Più che essere un sintomo della buona salute dei nostri sistemi, la corsa al referendum in realtà mette in luce il difficile stato del progetto comune europeo. Tra egoismi nazionali e visioni politiche a corto raggio, soprattutto su temi legati alla coesione sociale ed economica, alle libertà fondamentali e all’autodeterminazione dei popoli, il voto diretto viene chiamato a supplire all’incapacità dell’élite politica di integrare le volontà dei cittadini dei diversi stati membri.
Le scosse cominciarono già in gennaio. Allora, il partito ellenico di estrema sinistra Syriza, dopo una campagna euro-critica, conquistò il governo di Atene in alleanza con la piccola formazione nazionalista di destra Anel (a sua volta euroscettica), ponendo fine alla lunga alternanza bipolarista tra i conservatori di Nouva Democrazia e i socialisti del PASOK. Il leader di Syriza Alexis Tsipras si professava come il campione anti-austerità che avrebbe restituito orgoglio alla Grecia, imponendosi sui dettami finanziari della Troika, che sarebbero stati immediatamente rivisti.
Seguirono vari giri di walzer negoziali tra Atene e gli altri paesi dell’eurozona, infine troncati dal referendum indetto da Tsipras per il 5 luglio sul piano finanziario UE-Grecia. Il voto negativo del 61% dei greci è stato una netta sanzione negativa di un’Unione basata su accordi meramente economici. Ciononostante, fu subito dopo imposto ad Atene un programma finanziario se non più rigido, ugualmente “austero”. In sostanza, al mancato accordo economico si è aggiunto da parte europea il disinteresse per l’opinione degli elettori greci.
Mentre l’esperienza greca ha dunque sottolineato la fragilità dei presupposti democratici per una vera unione politica europea, il referendum sulla permanenza del Regno Unito nell’UE, annunciato per il 23 giugno, potrebbe di fatto distruggerne le basi istituzionali. Le elezioni del maggio 2015 hanno infatti visto il partito dei Conservatori di David Cameron riconfermarsi al governo proprio grazie alla promessa di un tale referendum. La strategia del Premier è stata quella di usare l’annuncio stesso del voto popolare come strumento di pressione per rinegoziare condizioni di membership più favorevoli – considerando che il tradizionale euroscetticismo degli inglesi fa ritenere più che possibile la vittoria degli anti-UE.

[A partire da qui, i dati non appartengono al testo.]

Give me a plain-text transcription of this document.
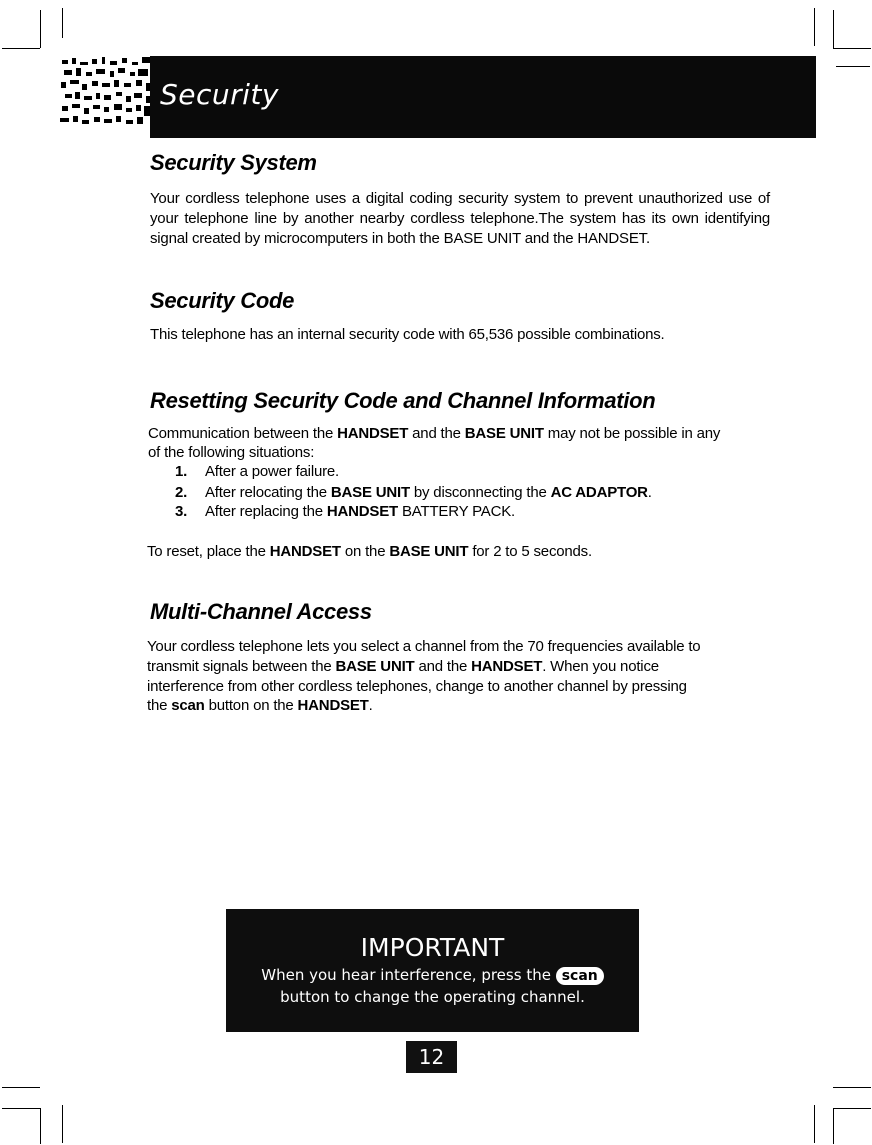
Security
Security System
Your cordless telephone uses a digital coding security system to prevent unauthorized use of your telephone line by another nearby cordless telephone.The system has its own identifying signal created by microcomputers in both the BASE UNIT and the HANDSET.
Security Code
This telephone has an internal security code with 65,536 possible combinations.
Resetting Security Code and Channel Information
Communication between the HANDSET and the BASE UNIT may not be possible in any
of the following situations:
1. After a power failure.
2. After relocating the BASE UNIT by disconnecting the AC ADAPTOR.
3. After replacing the HANDSET BATTERY PACK.
To reset, place the HANDSET on the BASE UNIT for 2 to 5 seconds.
Multi-Channel Access
Your cordless telephone lets you select a channel from the 70 frequencies available to
transmit signals between the BASE UNIT and the HANDSET. When you notice
interference from other cordless telephones, change to another channel by pressing
the scan button on the HANDSET.
IMPORTANT
When you hear interference, press the scan
button to change the operating channel.
12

Il processo di integrazione politica, da sempre osteggiato dalla Gran Bretagna, rischia di uscirne a pezzi. In questo frangente, gli altri paesi membri dell’UE potrebbero fare sponda comune contro le richieste britanniche, elaborando una proposta di riforma politica da portare avanti con o senza Londra. Al momento, gli stati sembrano però anche molto concentrati sulle ripercussioni di una potenziale Brexit. In altre parole, se il governo britannico usa la minaccia di un “No” al referendum per spingere Bruxelles a fare concessioni, gli altri leader europei potrebbero cedere ad alcune richieste per questioni di egoismi nazionali, senza pensare al quadro comunitario in modo più lungimirante.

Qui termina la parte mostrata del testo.